… und was darf es kosten? / Medienpolitische Tagung im Oktober debattiert auch über wachsenden Legitimationsdruck für die Sender
So viel Olympia war im deutschen Fernsehen noch nie. Bei den Sommerspielen in Rio übertrugen ARD und ZDF im täglichen Wechsel rund 280 Stunden live. Dazu kamen noch einmal 40 Stunden Olympia-Zusammenfassungen und rund 1000 Stunden Livestreams auf den Online-Seiten der Sender. Kritik an Rechtekosten, Gigantomanie und publizistischem Overkill begegneten die Öffentlich-Rechtlichen mit dem Hinweis auf die enge, ressourcensparende Kooperation beider Programme. Eine überfällige Strategie – schließlich schießen die Preise für hochkarätige Sportrechte immer mehr in die Höhe.

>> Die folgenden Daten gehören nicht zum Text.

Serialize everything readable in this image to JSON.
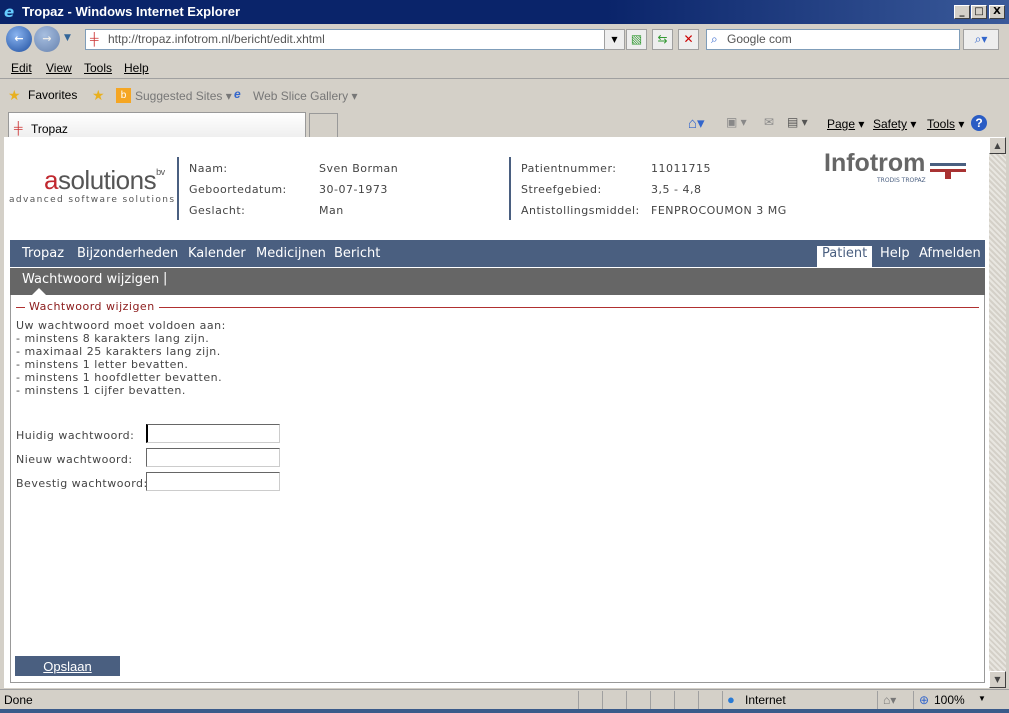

Die Quote stimmte in Rio für ARD und ZDF. Dabei wurde König Fußball diesmal nur zweiter Sieger. Überraschenderweise war der Publikumshit die Goldmedaille für die deutschen Beachvolleyballerinnen Laura Ludwig und Kira Walkenhorst, mit mehr als 8,5 Millionen Zuschauern. Das Finale der deutschen Fußballer gegen Brasilien sahen dagegen „nur“ 8,25 Millionen. Knapp drei Millionen im Schnitt für die gesamten Übertragungen – aus Sicht von ARD und ZDF eine zufriedenstellende Bilanz.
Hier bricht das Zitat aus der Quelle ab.